Multivariate calibration of the agricultural policy/environmental eXtender model for field scale simulation of hydrologic and agronomic outcomes

Farmers need information on the long-term effects of agricultural practices on crop yields and water balance. Models can be used to estimate these outcomes but parameter calibration with observed data is critical for accuracy of model outputs. Remote sensed surface soil moisture and evapotranspiration are becoming available, potentially enabling hydrological calibration when in-field data are lacking. Since the accuracy of these remote sensed data has not yet been assessed at the field scale, the objective of this study was to use combinations of locally measured soil moisture, evapotranspiration, crop yields and surface runoff to calibrate the Agricultural Policy/Environmental Extender (APEX) model for these variables and assess model performance.

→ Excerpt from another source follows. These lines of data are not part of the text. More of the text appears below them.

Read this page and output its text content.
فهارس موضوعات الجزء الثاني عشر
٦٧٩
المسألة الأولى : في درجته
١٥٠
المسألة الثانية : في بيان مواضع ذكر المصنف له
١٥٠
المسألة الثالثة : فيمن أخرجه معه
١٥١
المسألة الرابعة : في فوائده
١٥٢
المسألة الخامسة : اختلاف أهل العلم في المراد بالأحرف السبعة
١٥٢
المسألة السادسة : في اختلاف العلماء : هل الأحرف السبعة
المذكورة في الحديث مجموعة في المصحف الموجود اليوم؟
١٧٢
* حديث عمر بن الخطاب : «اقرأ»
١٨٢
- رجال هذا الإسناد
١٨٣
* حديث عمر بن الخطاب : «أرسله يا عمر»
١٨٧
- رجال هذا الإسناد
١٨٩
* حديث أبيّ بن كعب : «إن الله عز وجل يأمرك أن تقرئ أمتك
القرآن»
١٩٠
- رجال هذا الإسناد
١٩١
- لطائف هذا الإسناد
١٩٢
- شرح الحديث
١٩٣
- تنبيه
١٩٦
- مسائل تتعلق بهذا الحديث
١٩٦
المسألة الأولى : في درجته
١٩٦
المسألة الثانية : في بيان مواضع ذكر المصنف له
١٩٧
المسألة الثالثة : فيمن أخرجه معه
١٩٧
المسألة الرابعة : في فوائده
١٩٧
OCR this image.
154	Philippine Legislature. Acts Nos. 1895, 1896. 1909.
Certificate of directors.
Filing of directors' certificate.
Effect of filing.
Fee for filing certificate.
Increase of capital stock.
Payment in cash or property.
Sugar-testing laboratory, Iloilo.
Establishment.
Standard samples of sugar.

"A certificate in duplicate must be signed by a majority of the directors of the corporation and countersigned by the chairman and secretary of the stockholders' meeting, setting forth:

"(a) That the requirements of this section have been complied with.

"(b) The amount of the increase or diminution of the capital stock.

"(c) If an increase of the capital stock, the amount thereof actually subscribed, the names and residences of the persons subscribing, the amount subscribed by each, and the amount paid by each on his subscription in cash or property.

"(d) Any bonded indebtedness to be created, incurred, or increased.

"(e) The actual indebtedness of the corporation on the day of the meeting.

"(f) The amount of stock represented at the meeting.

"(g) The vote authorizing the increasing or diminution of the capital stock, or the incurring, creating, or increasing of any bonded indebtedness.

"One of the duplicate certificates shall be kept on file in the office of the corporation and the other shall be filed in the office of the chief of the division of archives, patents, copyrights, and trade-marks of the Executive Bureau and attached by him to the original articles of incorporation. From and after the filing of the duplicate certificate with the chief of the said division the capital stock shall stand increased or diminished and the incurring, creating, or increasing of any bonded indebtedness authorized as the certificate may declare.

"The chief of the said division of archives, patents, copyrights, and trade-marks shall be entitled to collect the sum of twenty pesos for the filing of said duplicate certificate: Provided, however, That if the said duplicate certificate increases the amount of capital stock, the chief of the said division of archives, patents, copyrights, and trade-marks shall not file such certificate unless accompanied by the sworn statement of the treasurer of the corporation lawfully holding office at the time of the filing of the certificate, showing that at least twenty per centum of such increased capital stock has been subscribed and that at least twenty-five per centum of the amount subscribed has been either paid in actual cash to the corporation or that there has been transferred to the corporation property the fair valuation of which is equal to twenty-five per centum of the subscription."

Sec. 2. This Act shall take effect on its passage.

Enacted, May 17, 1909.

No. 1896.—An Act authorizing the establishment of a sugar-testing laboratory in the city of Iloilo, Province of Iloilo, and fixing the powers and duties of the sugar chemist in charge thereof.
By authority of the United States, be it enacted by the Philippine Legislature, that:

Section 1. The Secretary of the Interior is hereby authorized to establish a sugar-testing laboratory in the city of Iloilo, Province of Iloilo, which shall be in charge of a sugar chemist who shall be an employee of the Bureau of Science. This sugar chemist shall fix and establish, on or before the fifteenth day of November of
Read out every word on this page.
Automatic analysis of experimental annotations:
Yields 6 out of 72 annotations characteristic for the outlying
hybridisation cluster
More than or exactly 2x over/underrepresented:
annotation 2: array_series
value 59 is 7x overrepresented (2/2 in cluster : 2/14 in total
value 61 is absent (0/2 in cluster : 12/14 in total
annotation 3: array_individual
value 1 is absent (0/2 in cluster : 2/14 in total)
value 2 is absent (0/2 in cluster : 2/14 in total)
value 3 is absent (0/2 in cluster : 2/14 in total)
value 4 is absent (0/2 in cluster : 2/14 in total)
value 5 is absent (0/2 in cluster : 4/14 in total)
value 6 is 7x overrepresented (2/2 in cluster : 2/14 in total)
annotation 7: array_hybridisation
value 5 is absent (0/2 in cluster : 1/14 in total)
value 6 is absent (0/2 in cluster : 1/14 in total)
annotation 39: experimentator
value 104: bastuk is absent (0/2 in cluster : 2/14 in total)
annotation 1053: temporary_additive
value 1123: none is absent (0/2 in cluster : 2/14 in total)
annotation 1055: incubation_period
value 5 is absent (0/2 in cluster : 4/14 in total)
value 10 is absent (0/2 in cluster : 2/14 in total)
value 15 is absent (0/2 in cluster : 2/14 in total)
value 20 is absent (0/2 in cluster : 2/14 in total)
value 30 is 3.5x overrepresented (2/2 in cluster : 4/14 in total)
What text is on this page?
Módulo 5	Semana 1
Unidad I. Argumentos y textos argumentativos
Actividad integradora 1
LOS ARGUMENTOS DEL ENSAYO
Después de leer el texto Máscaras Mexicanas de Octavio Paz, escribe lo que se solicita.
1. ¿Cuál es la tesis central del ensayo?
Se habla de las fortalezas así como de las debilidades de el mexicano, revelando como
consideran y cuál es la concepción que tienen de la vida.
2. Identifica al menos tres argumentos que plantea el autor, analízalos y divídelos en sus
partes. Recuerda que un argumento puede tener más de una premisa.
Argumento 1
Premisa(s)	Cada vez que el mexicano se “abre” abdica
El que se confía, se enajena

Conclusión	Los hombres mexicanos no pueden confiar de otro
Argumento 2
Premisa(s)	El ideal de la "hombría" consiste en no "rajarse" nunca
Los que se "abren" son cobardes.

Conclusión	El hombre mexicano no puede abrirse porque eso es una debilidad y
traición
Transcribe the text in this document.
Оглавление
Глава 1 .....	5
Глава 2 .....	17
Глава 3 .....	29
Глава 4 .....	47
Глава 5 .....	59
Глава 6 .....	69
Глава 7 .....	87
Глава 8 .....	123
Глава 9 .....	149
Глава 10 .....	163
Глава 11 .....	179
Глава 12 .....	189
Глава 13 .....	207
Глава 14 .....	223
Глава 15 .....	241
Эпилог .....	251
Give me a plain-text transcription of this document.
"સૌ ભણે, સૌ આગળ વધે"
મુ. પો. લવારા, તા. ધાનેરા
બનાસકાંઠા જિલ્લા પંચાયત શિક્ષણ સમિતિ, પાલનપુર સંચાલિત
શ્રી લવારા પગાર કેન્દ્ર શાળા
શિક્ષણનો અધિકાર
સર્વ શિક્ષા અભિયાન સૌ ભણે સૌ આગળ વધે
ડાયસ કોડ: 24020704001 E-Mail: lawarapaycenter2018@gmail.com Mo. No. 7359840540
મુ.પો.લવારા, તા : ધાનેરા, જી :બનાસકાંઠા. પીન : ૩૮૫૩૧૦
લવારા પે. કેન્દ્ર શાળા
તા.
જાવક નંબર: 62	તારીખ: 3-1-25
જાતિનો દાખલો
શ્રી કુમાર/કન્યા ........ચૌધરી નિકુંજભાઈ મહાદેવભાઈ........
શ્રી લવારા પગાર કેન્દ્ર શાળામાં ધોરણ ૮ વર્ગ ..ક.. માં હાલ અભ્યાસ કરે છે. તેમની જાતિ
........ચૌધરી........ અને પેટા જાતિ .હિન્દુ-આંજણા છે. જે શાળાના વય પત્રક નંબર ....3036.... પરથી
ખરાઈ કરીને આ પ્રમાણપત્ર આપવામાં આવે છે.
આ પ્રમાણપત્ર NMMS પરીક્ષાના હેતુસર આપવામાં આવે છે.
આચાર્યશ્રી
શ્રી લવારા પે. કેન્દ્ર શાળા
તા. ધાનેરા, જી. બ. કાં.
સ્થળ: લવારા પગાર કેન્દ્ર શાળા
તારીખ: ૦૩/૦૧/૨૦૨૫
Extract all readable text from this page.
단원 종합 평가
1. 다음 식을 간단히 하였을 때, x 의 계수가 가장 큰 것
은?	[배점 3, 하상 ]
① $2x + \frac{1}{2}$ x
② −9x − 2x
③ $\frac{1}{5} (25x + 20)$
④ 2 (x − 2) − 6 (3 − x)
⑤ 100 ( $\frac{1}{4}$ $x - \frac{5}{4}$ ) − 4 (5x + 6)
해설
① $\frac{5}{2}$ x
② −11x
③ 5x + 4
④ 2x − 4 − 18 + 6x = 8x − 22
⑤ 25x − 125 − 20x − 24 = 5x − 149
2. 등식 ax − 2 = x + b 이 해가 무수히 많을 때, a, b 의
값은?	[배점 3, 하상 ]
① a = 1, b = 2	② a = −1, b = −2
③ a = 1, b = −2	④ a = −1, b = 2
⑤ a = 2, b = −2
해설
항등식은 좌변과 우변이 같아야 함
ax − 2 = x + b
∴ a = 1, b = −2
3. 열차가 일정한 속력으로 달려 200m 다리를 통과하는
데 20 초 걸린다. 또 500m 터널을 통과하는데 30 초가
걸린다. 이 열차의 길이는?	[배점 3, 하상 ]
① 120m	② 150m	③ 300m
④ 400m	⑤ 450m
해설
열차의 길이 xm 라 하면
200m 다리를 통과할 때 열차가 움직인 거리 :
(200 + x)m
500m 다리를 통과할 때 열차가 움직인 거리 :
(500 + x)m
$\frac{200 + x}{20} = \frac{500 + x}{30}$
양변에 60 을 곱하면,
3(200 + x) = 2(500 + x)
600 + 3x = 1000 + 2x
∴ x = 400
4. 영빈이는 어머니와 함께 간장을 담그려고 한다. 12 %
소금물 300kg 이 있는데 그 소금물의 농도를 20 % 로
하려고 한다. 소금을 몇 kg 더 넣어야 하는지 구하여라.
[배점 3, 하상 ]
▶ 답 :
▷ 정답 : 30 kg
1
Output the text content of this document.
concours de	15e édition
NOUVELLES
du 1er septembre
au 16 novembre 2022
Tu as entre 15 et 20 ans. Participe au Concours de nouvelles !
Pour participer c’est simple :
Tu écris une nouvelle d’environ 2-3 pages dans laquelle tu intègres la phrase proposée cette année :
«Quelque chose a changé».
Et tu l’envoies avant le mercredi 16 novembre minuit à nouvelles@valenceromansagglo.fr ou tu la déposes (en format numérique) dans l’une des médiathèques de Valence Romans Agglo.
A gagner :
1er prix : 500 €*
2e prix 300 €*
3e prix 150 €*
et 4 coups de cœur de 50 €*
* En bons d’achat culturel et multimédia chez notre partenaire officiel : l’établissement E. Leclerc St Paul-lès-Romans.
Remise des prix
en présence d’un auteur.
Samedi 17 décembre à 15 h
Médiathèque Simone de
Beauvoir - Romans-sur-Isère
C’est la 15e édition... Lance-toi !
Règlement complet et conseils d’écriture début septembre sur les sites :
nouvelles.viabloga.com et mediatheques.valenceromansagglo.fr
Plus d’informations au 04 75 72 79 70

APEX parameters were calibrated for a 36-ha field in Missouri, United States, a spatial scale far smaller than those used in past multivariate calibration studies. Model performance was highest for outcomes included in the calibration process. However, the model struggled to simultaneously optimize crop yields and runoff performance, possibly due to limitations in the model's implementation of crop failure. Including soil moisture or evapotranspiration with runoff in the calibration process improved their respective performance but did not significantly change runoff performance. Calibration with evapotranspiration (excluding runoff) outperformed other non-runoff calibration combinations, implying that remotely sensed evapotranspiration data could help expand the spatial coverage of field-scale agricultural modeling in a region. This would allow the model to be applied more widely and to provide useful estimates of management outcomes to a larger number of US farmers.